Being a wealthy person is not an amount of money. It is a matter of attitude about money. A person can get wealthy if he/she has the following traits:

  1. Contentment: Your level of contentment is a matter of choice. Not an amount of money. You will not be the richest man on earth or the poorest on earth. So somebody will always be richer than you and somebody poorer. Stop comparing.
  2. Satisfaction about everything around yourself.
  3. Have Gratitude for the things that you have. Look around your OWN house you still have things you do not use!
  4. Have patience with your investing, portfolios take time to build. Like a Mango tree, after 5 years it will give you more than you need!
  5. Be organized – pay your bills on time, do not buy things you will not use, do not duplicate, file returns on time…It means not paying late fees, knowing deadlines that can affect your finances and getting more done in less time. All these can greatly benefit your finances.
  6. Discipline turns into a habit. So saving for retirement is first a matter of discipline – after a while it becomes a habit. Like brushing your teeth.

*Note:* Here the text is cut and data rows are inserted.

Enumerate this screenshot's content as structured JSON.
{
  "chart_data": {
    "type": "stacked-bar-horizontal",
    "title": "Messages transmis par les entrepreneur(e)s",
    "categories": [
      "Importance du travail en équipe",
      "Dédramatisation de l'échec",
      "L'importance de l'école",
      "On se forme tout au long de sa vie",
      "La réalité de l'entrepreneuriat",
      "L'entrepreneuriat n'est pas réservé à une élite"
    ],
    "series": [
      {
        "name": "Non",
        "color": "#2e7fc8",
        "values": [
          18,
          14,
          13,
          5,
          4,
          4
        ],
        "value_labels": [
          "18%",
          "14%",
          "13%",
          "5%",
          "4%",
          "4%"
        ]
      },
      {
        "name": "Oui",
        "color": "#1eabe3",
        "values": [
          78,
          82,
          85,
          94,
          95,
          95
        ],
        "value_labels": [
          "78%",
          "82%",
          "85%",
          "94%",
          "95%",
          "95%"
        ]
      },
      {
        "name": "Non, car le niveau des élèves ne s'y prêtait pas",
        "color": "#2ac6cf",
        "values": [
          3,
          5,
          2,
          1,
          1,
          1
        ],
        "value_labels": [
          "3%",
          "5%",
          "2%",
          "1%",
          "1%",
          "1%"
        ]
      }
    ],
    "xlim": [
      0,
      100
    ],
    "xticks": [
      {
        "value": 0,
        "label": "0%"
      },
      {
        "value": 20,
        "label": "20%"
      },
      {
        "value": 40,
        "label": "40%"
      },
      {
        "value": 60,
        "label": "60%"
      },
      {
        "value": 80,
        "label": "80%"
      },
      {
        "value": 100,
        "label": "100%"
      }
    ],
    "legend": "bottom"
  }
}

  7. Be hard working, and smart working: Creating wealth and staying out of debt – cannot come without some serious hard work. Even a lottery will NOT solve all your financial problems. The true path to financial freedom, is to work hard to earn money while educating yourself to earn more. You may not possess all of the above traits, but ensure that you get there! Knowing them can help you make changes so that you nourish the ones that you have and obtain the ones you’re missing.

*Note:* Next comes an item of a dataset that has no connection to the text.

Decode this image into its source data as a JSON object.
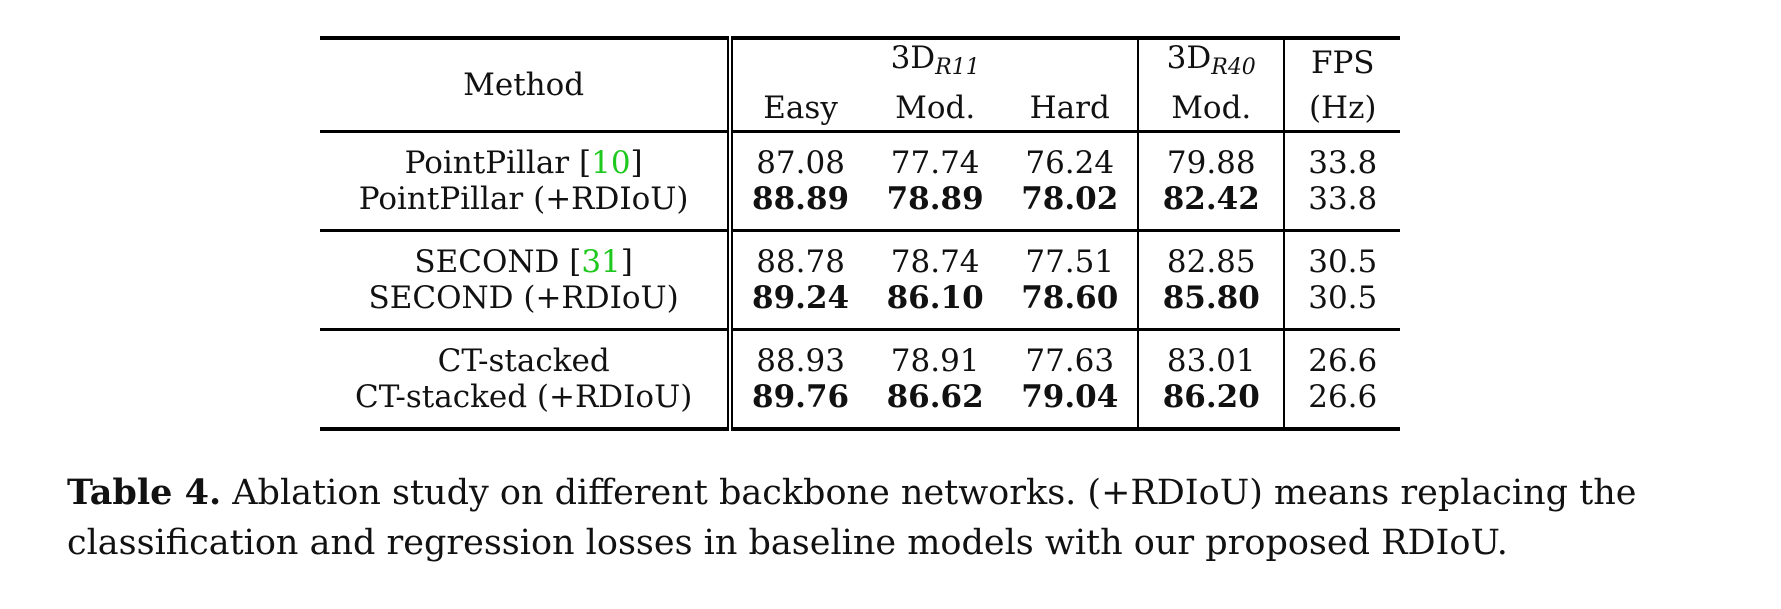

  8. Be Goal Oriented: The importance of setting and working toward goals is obvious. If you don’t know where you are going, it’s difficult to get there. It helps your personal finances immensely if you have money goals and are motivated to reach the goals that you have set for yourself.
  9. Understand, take and manage risk: To build wealth, one needs to be willing to take risks. It means weighing all the options and taking calculated and sensible risks when appropriate.The share market has risks involved, but over the long term, it provides good returns on money that is invested wisely. Those who fear risk altogether end up saving money in accounts that likely lose money to inflation in the long run – and this happens because they did not understand the risk of inflation!
  10. Reflect on what you are doing while being curious. Both reflecting and being curious help you in your wealth journey!